Не тревожься, не печалься, милый!
Мы пребудем вместе до конца…
КОНКВИСТАДОР
Он на Ржевском полигоне
в мирный тот денек
закурил, прикрыв ладонью
слабый огонёк.
И с последнею затяжкой
в небеса взглянул,
улыбнулся и бесстрашно
под прицел шагнул.
Он, железный конквистадор,
воин и поэт,
жил давно со смертью рядом,
словно смерти нет.
Было у него три Анны:
две жены и мать.
И исполнилось недавно
только тридцать пять.
Расстреляли Гумилева…
Пустыри кругом…
Много лет искали вдовы
этот полигон.
И брели по миру Анны,
и звучал для них
над землёю окаянной
гумилевский стих…
ВТОРАЯ РЕЧКА
По улицам шатался, как Гомер,
и изучал науку расставанья,
шум времени, бессонницу, скитанья,
с безмерностью поэта в мире мер.
Владивостокский пересыльный пункт.
В бараке лагеря «Вторая речка»
под разговор о Данте бесконечный
уходит жизнь… Нет больше сил на бунт…
А далеко на западе жена
идёт под снегом в траурном костюме
и говорит: «Сегодня Ося умер.
Отмучился. Так радуйся, страна!»
Ох, сколько зим прошло! Могилы нет.
Есть улица, не в Питере — в Варшаве.
Но юбилеи празднуют в державе,
поэта убивавшей много лет.
Он умирал, шутник, гордец и враль,
так далеко от нищенки-подруги!
Под Новый год, под завыванье вьюги…
Вторая речка… Вечная печаль…
РОЖДЕСТВО
Наступит вновь рождественская ночь…
Я вспомню строчки доктора Живаго…
Метель, свеча, герой уходит прочь…
Но замело дорогу за оврагом…
Всё меньше яблок, золотых шаров,
цветная мишура давно поблекла,
похож на крепость необжитый кров,
и ветер, зимний ветер рвется в окна…
Нет, я не стану в эту ночь гадать.
Я знаю всё. Я ворожбе не верю.
Кому-то навещуют благодать,
кому-то — только новые потери.
Как мне в Сочельник грустно! Где-то фронт…

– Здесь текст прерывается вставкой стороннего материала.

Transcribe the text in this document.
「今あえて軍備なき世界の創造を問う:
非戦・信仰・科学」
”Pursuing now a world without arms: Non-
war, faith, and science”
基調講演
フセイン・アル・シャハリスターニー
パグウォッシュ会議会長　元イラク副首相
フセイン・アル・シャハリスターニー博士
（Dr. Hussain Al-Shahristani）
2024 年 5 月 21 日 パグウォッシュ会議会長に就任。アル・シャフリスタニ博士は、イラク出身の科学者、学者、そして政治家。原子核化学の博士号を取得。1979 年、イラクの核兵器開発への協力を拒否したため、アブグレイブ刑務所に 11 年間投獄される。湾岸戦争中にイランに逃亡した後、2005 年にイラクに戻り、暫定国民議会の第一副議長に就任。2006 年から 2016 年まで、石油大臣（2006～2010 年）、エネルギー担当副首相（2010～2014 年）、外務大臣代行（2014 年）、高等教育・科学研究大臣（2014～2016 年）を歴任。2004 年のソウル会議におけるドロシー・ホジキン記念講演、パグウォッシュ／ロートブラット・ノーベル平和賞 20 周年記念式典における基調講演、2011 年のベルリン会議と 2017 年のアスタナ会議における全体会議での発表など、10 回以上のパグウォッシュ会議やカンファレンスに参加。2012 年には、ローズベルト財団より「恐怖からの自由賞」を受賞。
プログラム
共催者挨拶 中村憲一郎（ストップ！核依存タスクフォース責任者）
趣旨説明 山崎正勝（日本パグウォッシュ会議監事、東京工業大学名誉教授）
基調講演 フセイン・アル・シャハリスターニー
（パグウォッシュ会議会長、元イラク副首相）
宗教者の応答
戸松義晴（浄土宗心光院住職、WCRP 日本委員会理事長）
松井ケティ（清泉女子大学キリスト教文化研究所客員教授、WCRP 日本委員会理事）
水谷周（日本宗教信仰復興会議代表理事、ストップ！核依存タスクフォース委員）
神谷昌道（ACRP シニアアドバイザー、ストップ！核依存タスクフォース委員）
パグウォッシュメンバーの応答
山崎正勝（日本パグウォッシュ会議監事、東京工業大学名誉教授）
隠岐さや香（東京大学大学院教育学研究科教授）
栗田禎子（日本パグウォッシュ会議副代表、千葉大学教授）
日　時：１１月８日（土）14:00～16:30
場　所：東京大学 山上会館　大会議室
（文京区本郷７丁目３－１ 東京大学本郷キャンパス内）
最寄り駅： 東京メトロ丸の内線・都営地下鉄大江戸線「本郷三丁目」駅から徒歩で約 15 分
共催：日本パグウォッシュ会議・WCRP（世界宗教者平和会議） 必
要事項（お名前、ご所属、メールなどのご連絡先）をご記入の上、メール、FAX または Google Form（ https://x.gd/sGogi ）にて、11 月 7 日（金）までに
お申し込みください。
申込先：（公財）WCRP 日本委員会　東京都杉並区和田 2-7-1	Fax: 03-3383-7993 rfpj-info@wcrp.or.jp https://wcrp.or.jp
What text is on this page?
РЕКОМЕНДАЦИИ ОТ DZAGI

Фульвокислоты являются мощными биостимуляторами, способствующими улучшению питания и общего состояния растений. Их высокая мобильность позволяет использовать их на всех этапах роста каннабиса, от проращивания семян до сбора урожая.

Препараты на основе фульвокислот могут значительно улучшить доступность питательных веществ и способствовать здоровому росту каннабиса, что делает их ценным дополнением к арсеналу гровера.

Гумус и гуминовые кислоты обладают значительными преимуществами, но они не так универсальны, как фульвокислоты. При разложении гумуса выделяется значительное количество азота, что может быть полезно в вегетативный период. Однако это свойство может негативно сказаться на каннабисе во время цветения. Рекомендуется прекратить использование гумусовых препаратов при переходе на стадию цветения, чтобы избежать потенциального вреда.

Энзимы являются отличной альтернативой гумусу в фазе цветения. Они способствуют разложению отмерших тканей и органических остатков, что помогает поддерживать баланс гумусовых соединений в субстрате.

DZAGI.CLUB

Все так и не приблизились к согласью…
Любимые ушли за горизонт…
Но вновь Младенец улыбнется в яслях…
Ах, в эту ночь, рождественскую ночь,
мир заискрится в снежном отраженьи!
Метель, свеча, и Он уходит прочь…
И страшно далеко до Воскрешенья…
НАМ ВЫПАЛО В НОЧНОЕ ВРЕМЯ ЖИТЬ…
Сто лет не сплю. И мертвый телефон —
эпохи войн невыносимый фон.
Гудки, гудки, гудки — и нет ответа.
Как поминальный зуммер: где ты, где ты?
Всех унесло взрывной волной времен.
Я помню только несколько имён.
Но чем их меньше, тем они дороже.
Их голоса волнующи, до дрожи…
Я так боюсь остаться без любимых,
людей, зверей, пока ещё хранимых
той силой, что превыше тьмы и света!
Но телефон молчит — и нет ответа…
Нам выпало в ночное время жить,
глаз не смыкать, на гуще ворожить
и ждать обетованного рассвета,
читать стихи и доверять поэтам.
Эх, тяжек путь, в котомке — ни гроша,
и так отчаянно болит душа!
Но перед утром чудеса бывают —
и голос в мертвой трубке оживает.
ДВЕ ВОЙНЫ
И когда облачается в шкуру врага твой друг,
оборвав христианские струны, ты шепчешь: лучше б он умер!
Не сегодня, вчера, когда-то, без чьих-то рук…
Но уже бы затих, разрядился в виске этот чертов зуммер!
А пока — все бессонные ночи одним куском.
Вам нарезать? Но нож тупой, а ночи все толще.
Песен больше я не пою и почти не плачу тайком.
обо всех, с кем раньше сражалась, забыла в общем.
Потому что за эти годы бессмысленная война,
с ее мнимыми перемирьями вперемежку,
растоптала ясные чувства, выпила кровь до дна.
И я тупо мечусь, мой Гамлет, бытием и забвеньем между.
Потому что инстинкт выживанья быстро перегорел,
и инстинкт продолженья рода в упор расстрелян.
Мне плевать, что в гнусное это времечко я — не у дел,
мне плевать на лживые исторические параллели!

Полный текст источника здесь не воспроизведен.